A Publication for Alumni & Friends of Rutgers Robert Wood Johnson Medical School
Carol A. Terregino: A Lifelong Teacher Transforming Medical Education
Carol A. Terregino has spent her medical career redefining what it means to prepare the next generation of physicians.
As Senior Associate Dean for Education and Academic Affairs at Rutgers Robert Wood Johnson Medical School (RWJMS), Terregino has focused on blending her deep respect for tradition with her appetite for innovation.
Dr. Terregino’s path from Latin teacher-in-training to award-winning medical education leader is marked by intellectual curiosity and a commitment to shaping both the minds and the humanity of future doctors.
Growing up in Cranford, Dr. Terregino’s early academic life centered on language, following in the footsteps of her father who spent his life as an educator before retiring as a superintendent of schools. She earned a bachelor’s degree in Latin from Douglass College in 1979 where she graduated summa cum laude.
“I had a facility with languages,” Dr. Terregino said, crediting her inspirational Latin teacher for shaping her disciplined approach to thinking and problem-solving.
While Dr. Terregino thought she would teach high school Latin and Spanish, a path that was encouraged by her traditional parents, she realized during her time student teaching that she wanted something “different.”
“I did my student teaching and thought, ‘I think that there is another path for me.’”
Still, although she had a deep interest in health sciences, it was an era when women made up only about 30 percent of medical school students. But, after weighing family pressures and professional possibilities, Dr. Terregino decided to follow her heart and take the leap.
That realization changed her life’s trajectory. She began taking post-baccalaureate premedical courses at Rutgers while working at Middlesex General Hospital (now Robert Wood Johnson University Hospital) as a unit secretary, EKG technician, and stress-test assistant.
Dr. Terregino knew then that medicine was her calling.
“It was such an exciting time,” she said. “By the time I started medical school, I had so much patient experience that the approach to the patient came easily.”

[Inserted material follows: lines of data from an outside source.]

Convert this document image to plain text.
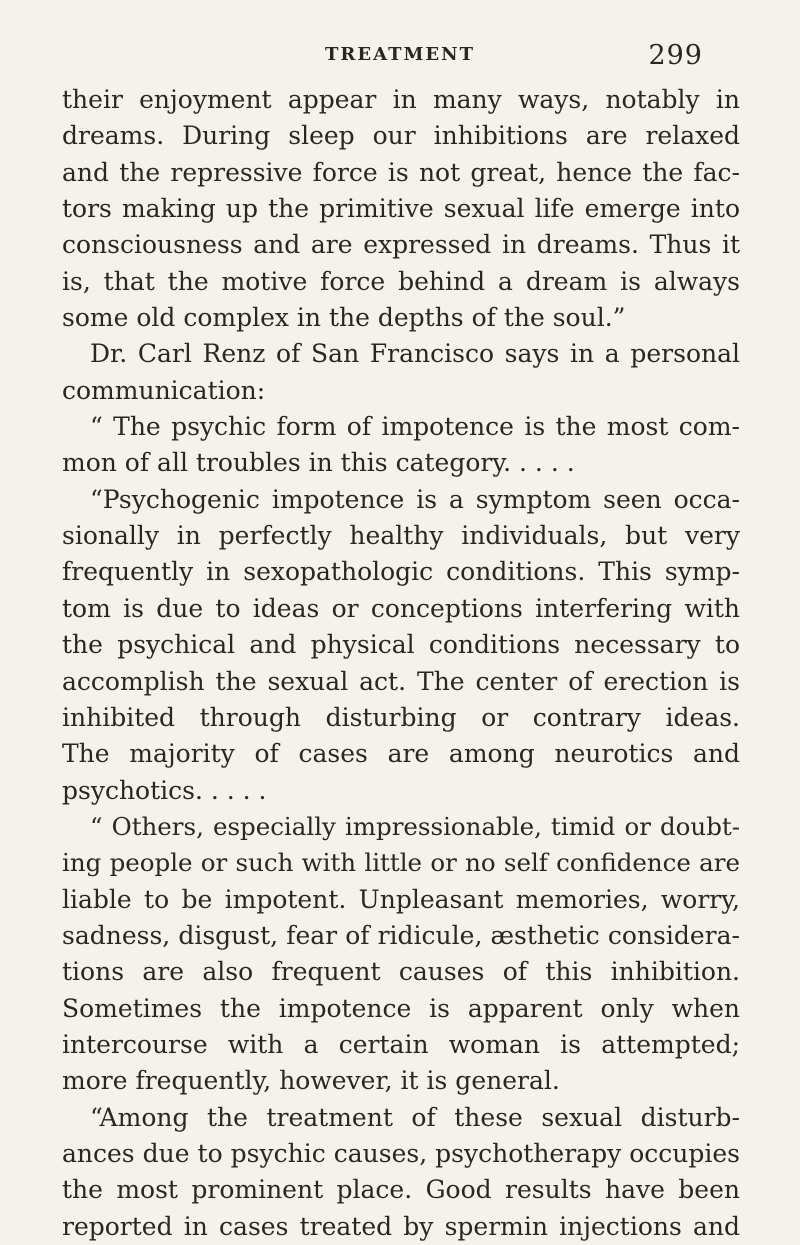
TREATMENT	299
their enjoyment appear in many ways, notably in
dreams. During sleep our inhibitions are relaxed
and the repressive force is not great, hence the fac-
tors making up the primitive sexual life emerge into
consciousness and are expressed in dreams. Thus it
is, that the motive force behind a dream is always
some old complex in the depths of the soul.”
Dr. Carl Renz of San Francisco says in a personal
communication:
“ The psychic form of impotence is the most com-
mon of all troubles in this category. . . . .
“Psychogenic impotence is a symptom seen occa-
sionally in perfectly healthy individuals, but very
frequently in sexopathologic conditions. This symp-
tom is due to ideas or conceptions interfering with
the psychical and physical conditions necessary to
accomplish the sexual act. The center of erection is
inhibited through disturbing or contrary ideas.
The majority of cases are among neurotics and
psychotics. . . . .
“ Others, especially impressionable, timid or doubt-
ing people or such with little or no self confidence are
liable to be impotent. Unpleasant memories, worry,
sadness, disgust, fear of ridicule, æsthetic considera-
tions are also frequent causes of this inhibition.
Sometimes the impotence is apparent only when
intercourse with a certain woman is attempted;
more frequently, however, it is general.
“Among the treatment of these sexual disturb-
ances due to psychic causes, psychotherapy occupies
the most prominent place. Good results have been
reported in cases treated by spermin injections and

Graduating Alpha Omega Alpha from Rutgers Medical School (renamed Robert Wood Johnson Medical School during her senior year) in 1986, Dr.Terregino trained in internal medicine at the Hospital of the University of Pennsylvania, followed by a fellowship in general internal medicine and emergency medicine. Her clinical career included faculty roles at Cooper University Hospital (then a regional campus of RWJMS) while she rose steadily through the medical school’s academic ranks, ultimately becoming professor of medicine in 2016. Along the way, she founded the school’s Clinical Skills Center, the Patient-Centered Medicine course and the Institute for Excellence in Education.
Terregino’s approach to medical education reflects both the rigor of traditional medical training and the introduction of contemporary, student-centered methods.
“When I was in school, the first two years were lecture-heavy, the last two were clinical. Now, we integrate clinical skills from day one,” she said.
For medical students today, Dr, Terregino says skills that define a physician’s humanity—empathy, compassion, professionalism, and the ability to work across disciplines—are just as important.
“We’re developing physicians in a holistic fashion,” she said. “It’s not just academics; it’s who they are as people, their ability to function in systems, and their understanding of the social drivers of health.”
Dr. Terregino’s leadership has brought national recognition to RWJMS. In September 2025, she received the AMA’s ChangeMedEd Innovation Award. Some of her innovations have included transforming admissions, integrating humanistic skills into the curriculum, and developing novel interprofessional learning. Her honors include the Edward J. I Outstanding Medical Educator Award (2013) and the RWJMS Distinguished Alumnus Award (2019).
Despite her administrative responsibilities, Dr. Terregino continues to teach, using “medical improv” to help students communicate with empathy and clarity, devising techniques to enhance their clinical reasoning skills, and inspiring students to become leaders in academic health care.
“I have come full circle,” she said. “I started as a teacher, and I’m still a teacher just with a bigger classroom and a different subject.”
She states her greatest accomplishment is the team she has built.
“You can’t innovate without people to believe in your vision and to help you implement change,” she said. “Everything we do as medical educators is ultimately for patients, and I’m incredibly grateful to work with faculty and staff who care that deeply about medical education.”